With his sly humor intact, Oliver “Ollie” Ernest Coffin, previously of Edgartown, left his post at the Six Lakes golf course in Florida on Friday, July 23, 2016. He was 85.
Ollie was born in Orleans to Hetty Roxane and Ralph Alaric Coffin on October 1, 1930, and was immediately recognized as their favorite child.
Ollie played shortstop, centerfield, and occasional relief pitcher for the Orleans Cardinals of the Cape League, and while Terry Malloy once said he “could’a been a contender,” Ollie chose instead to serve his country in Korea. His field promotion to Sergeant 1st Class when the 1st Cavalry 5th Regiment landed in Pyongyang has been celebrated with a sigh of relief from his subsequent offspring.
Ollie was a manager at Com Electric on Martha’s Vineyard and Cape Cod, where he maintained the storytelling traditions of his mother, successfully distracting customers from electricity. He was an inveterate family man, always announcing his arrival home immediately after work with a whistle appreciated by all couples getting married on a two-seated bicycle within a quarter-mile radius.

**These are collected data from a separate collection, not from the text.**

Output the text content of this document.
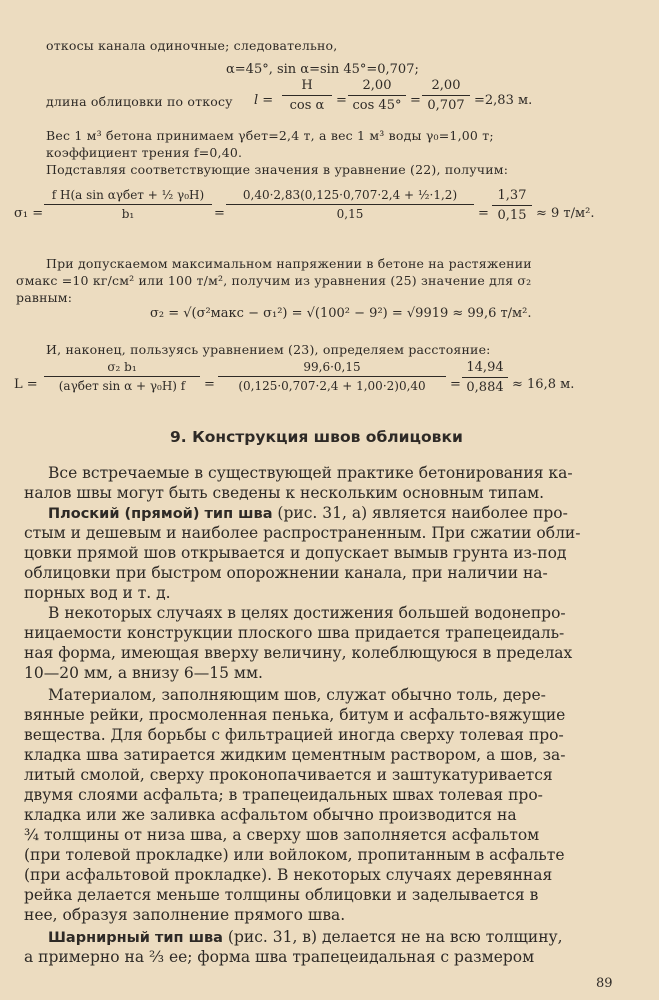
откосы канала одиночные; следовательно,
α=45°, sin α=sin 45°=0,707;
длина облицовки по откосу $l = \frac{H}{\text{cos α}} = \frac{2,00}{\cos 45^\circ} = \frac{2,00}{0,707} =2,83$ м.
Вес 1 м³ бетона принимаем γбет=2,4 т, а вес 1 м³ воды γ₀=1,00 т;
коэффициент трения f=0,40.
Подставляя соответствующие значения в уравнение (22), получим:
σ₁ =
f H(a sin αγбет + ½ γ₀H)
b₁	= $\frac{\text{0,40·2,83(0,125·0,707·2,4 + ½·1,2)}}{0,15} = \frac{1,37}{0,15} \approx 9$ т/м².
При допускаемом максимальном напряжении в бетоне на растяжении
σмакс =10 кг/см² или 100 т/м², получим из уравнения (25) значение для σ₂
равным:
σ₂ = √(σ²макс − σ₁²) = √(100² − 9²) = √9919 ≈ 99,6 т/м².
И, наконец, пользуясь уравнением (23), определяем расстояние:
L =
σ₂ b₁
(aγбет sin α + γ₀H) f	= $\frac{99,6\cdot 0,15}{(0,125\cdot 0,707\cdot 2,4 + 1,00\cdot 2)0,40} = \frac{14,94}{0,884} \approx 16,8$ м.
9. Конструкция швов облицовки
Все встречаемые в существующей практике бетонирования ка-
налов швы могут быть сведены к нескольким основным типам.
Плоский (прямой) тип шва (рис. 31, а) является наиболее про-
стым и дешевым и наиболее распространенным. При сжатии обли-
цовки прямой шов открывается и допускает вымыв грунта из-под
облицовки при быстром опорожнении канала, при наличии на-
порных вод и т. д.
В некоторых случаях в целях достижения большей водонепро-
ницаемости конструкции плоского шва придается трапецеидаль-
ная форма, имеющая вверху величину, колеблющуюся в пределах
10—20 мм, а внизу 6—15 мм.
Материалом, заполняющим шов, служат обычно толь, дере-
вянные рейки, просмоленная пенька, битум и асфальто-вяжущие
вещества. Для борьбы с фильтрацией иногда сверху толевая про-
кладка шва затирается жидким цементным раствором, а шов, за-
литый смолой, сверху проконопачивается и заштукатуривается
двумя слоями асфальта; в трапецеидальных швах толевая про-
кладка или же заливка асфальтом обычно производится на
¾ толщины от низа шва, а сверху шов заполняется асфальтом
(при толевой прокладке) или войлоком, пропитанным в асфальте
(при асфальтовой прокладке). В некоторых случаях деревянная
рейка делается меньше толщины облицовки и заделывается в
нее, образуя заполнение прямого шва.
Шарнирный тип шва (рис. 31, в) делается не на всю толщину,
а примерно на ⅔ ее; форма шва трапецеидальная с размером
89
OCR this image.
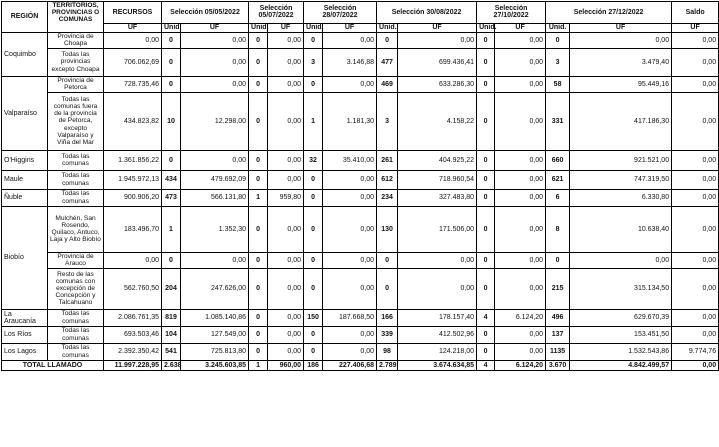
REGIÓN	TERRITORIOS, PROVINCIAS O COMUNAS	RECURSOS	Selección 05/05/2022		Selección 05/07/2022		Selección 28/07/2022		Selección 30/08/2022		Selección 27/10/2022		Selección 27/12/2022		Saldo
		UF	Unid.	UF	Unid.	UF	Unid.	UF	Unid.	UF	Unid.	UF	Unid.	UF	UF
Coquimbo	Provincia de Choapa	0,00	0	0,00	0	0,00	0	0,00	0	0,00	0	0,00	0	0,00	0,00
	Todas las provincias excepto Choapa	706.062,69	0	0,00	0	0,00	3	3.146,88	477	699.436,41	0	0,00	3	3.479,40	0,00
Valparaíso	Provincia de Petorca	728.735,46	0	0,00	0	0,00	0	0,00	469	633.286,30	0	0,00	58	95.449,16	0,00
	Todas las comunas fuera de la provincia de Petorca, excepto Valparaíso y Viña del Mar	434.823,82	10	12.298,00	0	0,00	1	1.181,30	3	4.158,22	0	0,00	331	417.186,30	0,00
O'Higgins	Todas las comunas	1.361.856,22	0	0,00	0	0,00	32	35.410,00	261	404.925,22	0	0,00	660	921.521,00	0,00
Maule	Todas las comunas	1.945.972,13	434	479.692,09	0	0,00	0	0,00	612	718.960,54	0	0,00	621	747.319,50	0,00
Ñuble	Todas las comunas	900.906,20	473	566.131,80	1	959,80	0	0,00	234	327.483,80	0	0,00	6	6.330,80	0,00
Biobío	Mulchén, San Rosendo, Quilaco, Antuco, Laja y Alto Biobío	183.496,70	1	1.352,30	0	0,00	0	0,00	130	171.506,00	0	0,00	8	10.638,40	0,00
	Provincia de Arauco	0,00	0	0,00	0	0,00	0	0,00	0	0,00	0	0,00	0	0,00	0,00
	Resto de las comunas con excepción de Concepción y Talcahuano	562.760,50	204	247.626,00	0	0,00	0	0,00	0	0,00	0	0,00	215	315.134,50	0,00
La Araucanía	Todas las comunas	2.086.761,35	819	1.085.140,86	0	0,00	150	187.668,50	166	178.157,40	4	6.124,20	496	629.670,39	0,00
Los Ríos	Todas las comunas	693.503,46	104	127.549,00	0	0,00	0	0,00	339	412.502,96	0	0,00	137	153.451,50	0,00
Los Lagos	Todas las comunas	2.392.350,42	541	725.813,80	0	0,00	0	0,00	98	124.218,00	0	0,00	1135	1.532.543,86	9.774,76
TOTAL LLAMADO		11.997.228,95	2.638	3.245.603,85	1	960,00	186	227.406,68	2.789	3.674.634,85	4	6.124,20	3.670	4.842.499,57	0,00
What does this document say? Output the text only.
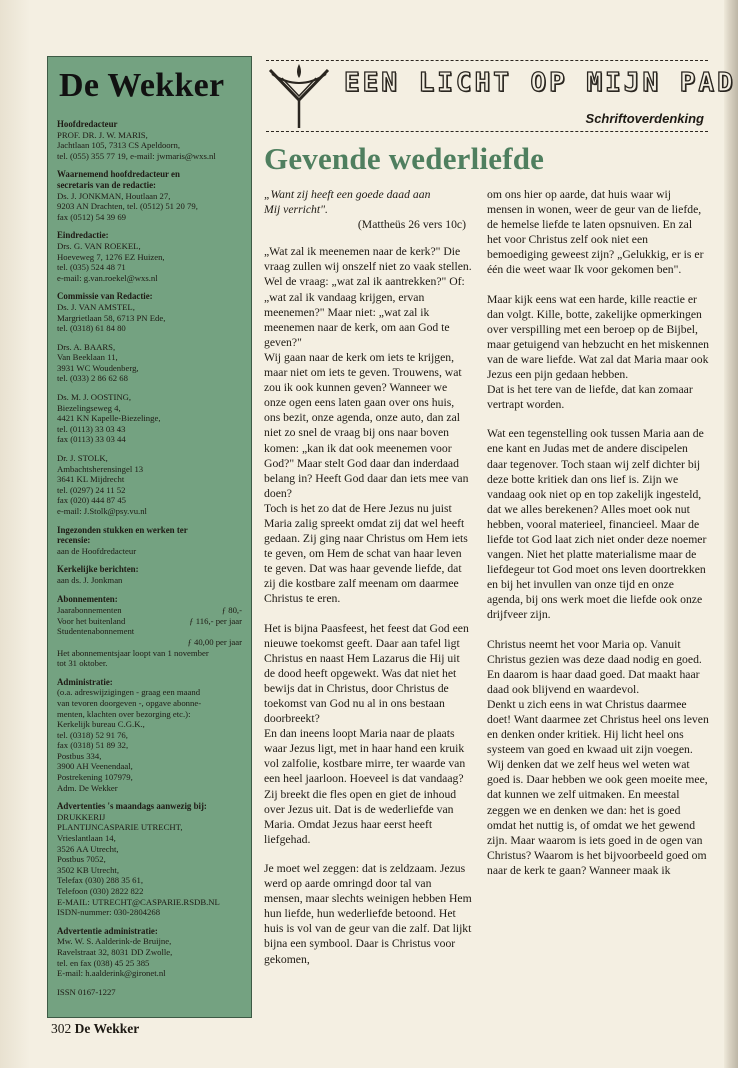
De Wekker
Hoofdredacteur
PROF. DR. J. W. MARIS,
Jachtlaan 105, 7313 CS Apeldoorn,
tel. (055) 355 77 19, e-mail: jwmaris@wxs.nl
Waarnemend hoofdredacteur en
secretaris van de redactie:
Ds. J. JONKMAN, Houtlaan 27,
9203 AN Drachten, tel. (0512) 51 20 79,
fax (0512) 54 39 69
Eindredactie:
Drs. G. VAN ROEKEL,
Hoeveweg 7, 1276 EZ Huizen,
tel. (035) 524 48 71
e-mail: g.van.roekel@wxs.nl
Commissie van Redactie:
Ds. J. VAN AMSTEL,
Margrietlaan 58, 6713 PN Ede,
tel. (0318) 61 84 80
Drs. A. BAARS,
Van Beeklaan 11,
3931 WC Woudenberg,
tel. (033) 2 86 62 68
Ds. M. J. OOSTING,
Biezelingseweg 4,
4421 KN Kapelle-Biezelinge,
tel. (0113) 33 03 43
fax (0113) 33 03 44
Dr. J. STOLK,
Ambachtsherensingel 13
3641 KL Mijdrecht
tel. (0297) 24 11 52
fax (020) 444 87 45
e-mail: J.Stolk@psy.vu.nl
Ingezonden stukken en werken ter
recensie:
aan de Hoofdredacteur
Kerkelijke berichten:
aan ds. J. Jonkman
Abonnementen:
Jaarabonnementen	ƒ 80,-
Voor het buitenland	ƒ 116,- per jaar
Studentenabonnement
ƒ 40,00 per jaar
Het abonnementsjaar loopt van 1 november
tot 31 oktober.
Administratie:
(o.a. adreswijzigingen - graag een maand
van tevoren doorgeven -, opgave abonne-
menten, klachten over bezorging etc.):
Kerkelijk bureau C.G.K.,
tel. (0318) 52 91 76,
fax (0318) 51 89 32,
Postbus 334,
3900 AH Veenendaal,
Postrekening 107979,
Adm. De Wekker
Advertenties 's maandags aanwezig bij:
DRUKKERIJ
PLANTIJNCASPARIE UTRECHT,
Vrieslantlaan 14,
3526 AA Utrecht,
Postbus 7052,
3502 KB Utrecht,
Telefax (030) 288 35 61,
Telefoon (030) 2822 822
E-MAIL: UTRECHT@CASPARIE.RSDB.NL
ISDN-nummer: 030-2804268
Advertentie administratie:
Mw. W. S. Aalderink-de Bruijne,
Ravelstraat 32, 8031 DD Zwolle,
tel. en fax (038) 45 25 385
E-mail: h.aalderink@gironet.nl
ISSN 0167-1227
EEN LICHT OP MIJN PAD
Schriftoverdenking
Gevende wederliefde
„Want zij heeft een goede daad aan
Mij verricht".
(Mattheüs 26 vers 10c)

„Wat zal ik meenemen naar de kerk?" Die vraag zullen wij onszelf niet zo vaak stellen. Wel de vraag: „wat zal ik aantrekken?" Of: „wat zal ik vandaag krijgen, ervan meenemen?" Maar niet: „wat zal ik meenemen naar de kerk, om aan God te geven?"

Wij gaan naar de kerk om iets te krijgen, maar niet om iets te geven. Trouwens, wat zou ik ook kunnen geven? Wanneer we onze ogen eens laten gaan over ons huis, ons bezit, onze agenda, onze auto, dan zal niet zo snel de vraag bij ons naar boven komen: „kan ik dat ook meenemen voor God?" Maar stelt God daar dan inderdaad belang in? Heeft God daar dan iets mee van doen?

Toch is het zo dat de Here Jezus nu juist Maria zalig spreekt omdat zij dat wel heeft gedaan. Zij ging naar Christus om Hem iets te geven, om Hem de schat van haar leven te geven. Dat was haar gevende liefde, dat zij die kostbare zalf meenam om daarmee Christus te eren.

Het is bijna Paasfeest, het feest dat God een nieuwe toekomst geeft. Daar aan tafel ligt Christus en naast Hem Lazarus die Hij uit de dood heeft opgewekt. Was dat niet het bewijs dat in Christus, door Christus de toekomst van God nu al in ons bestaan doorbreekt?

En dan ineens loopt Maria naar de plaats waar Jezus ligt, met in haar hand een kruik vol zalfolie, kostbare mirre, ter waarde van een heel jaarloon. Hoeveel is dat vandaag?

Zij breekt die fles open en giet de inhoud over Jezus uit. Dat is de wederliefde van Maria. Omdat Jezus haar eerst heeft liefgehad.

Je moet wel zeggen: dat is zeldzaam. Jezus werd op aarde omringd door tal van mensen, maar slechts weinigen hebben Hem hun liefde, hun wederliefde betoond. Het huis is vol van de geur van die zalf. Dat lijkt bijna een symbool. Daar is Christus voor gekomen,

om ons hier op aarde, dat huis waar wij mensen in wonen, weer de geur van de liefde, de hemelse liefde te laten opsnuiven. En zal het voor Christus zelf ook niet een bemoediging geweest zijn? „Gelukkig, er is er één die weet waar Ik voor gekomen ben".

Maar kijk eens wat een harde, kille reactie er dan volgt. Kille, botte, zakelijke opmerkingen over verspilling met een beroep op de Bijbel, maar getuigend van hebzucht en het miskennen van de ware liefde. Wat zal dat Maria maar ook Jezus een pijn gedaan hebben.

Dat is het tere van de liefde, dat kan zomaar vertrapt worden.

Wat een tegenstelling ook tussen Maria aan de ene kant en Judas met de andere discipelen daar tegenover. Toch staan wij zelf dichter bij deze botte kritiek dan ons lief is. Zijn we vandaag ook niet op en top zakelijk ingesteld, dat we alles berekenen? Alles moet ook nut hebben, vooral materieel, financieel. Maar de liefde tot God laat zich niet onder deze noemer vangen. Niet het platte materialisme maar de liefdegeur tot God moet ons leven doortrekken en bij het invullen van onze tijd en onze agenda, bij ons werk moet die liefde ook onze drijfveer zijn.

Christus neemt het voor Maria op. Vanuit Christus gezien was deze daad nodig en goed. En daarom is haar daad goed. Dat maakt haar daad ook blijvend en waardevol.

Denkt u zich eens in wat Christus daarmee doet! Want daarmee zet Christus heel ons leven en denken onder kritiek. Hij licht heel ons systeem van goed en kwaad uit zijn voegen. Wij denken dat we zelf heus wel weten wat goed is. Daar hebben we ook geen moeite mee, dat kunnen we zelf uitmaken. En meestal zeggen we en denken we dan: het is goed omdat het nuttig is, of omdat we het gewend zijn. Maar waarom is iets goed in de ogen van Christus? Waarom is het bijvoorbeeld goed om naar de kerk te gaan? Wanneer maak ik

302 De Wekker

Clamming was a passion for Ollie. His love of Cape Cod shellfish was apparent in the size of his knuckles when he carried in the handful of quahogs that survived his shucking of the entire bushel. He possessed the ideal blend of “skill and luck” for the social game of cribbage, at which he excelled, possibly by always claiming he was losing. Hearts, pinochle, bid whist, or bridge brought the same bluff, maintained paradoxically through his many victories. He “never won” quite a bit of money at bingo, and he golfed vicariously right up to the end, sitting on his patio rating others on a scale of 1 to 10 at Six Lakes Park (nobody ever got a 10).
Ollie waited 74 years for the Red Sox to win the pennant. His surviving family will be filing suit with the Red Sox for the 2004 and subsequent victories, without which Ollie could not have moved on with a life fulfilled.
Ollie stepped out with just months to spare before his 50th wedding anniversary with surviving wife, life partner, and “straight man” of the Edgartown Dube clan, Joan Dube Coffin. He is also survived by nearly his entire brood, seeding all corners of the United States, including Cindy Carlton of Maryland, Rebecca Locklear and husband Chip of Oregon, Barry Coffin of Florida, Joel Coffin and wife Mary of Massachusetts, Veronica Clark and husband Dave of Texas, and Phillip Coffin and wife Lara of California; as well as 10 grandchildren. He is predeceased by his infant son David Tristram and his son-in-law Dale Carlton.
Services for Ollie will be held at the First Christian Church in North Fort Myers, Fla., on Saturday, August 6, at 2 pm. Some of the other thousands of people Ollie has touched with his smiles, jokes, and stories will be welcome to celebrate his life back on Cape Cod sometime this autumn.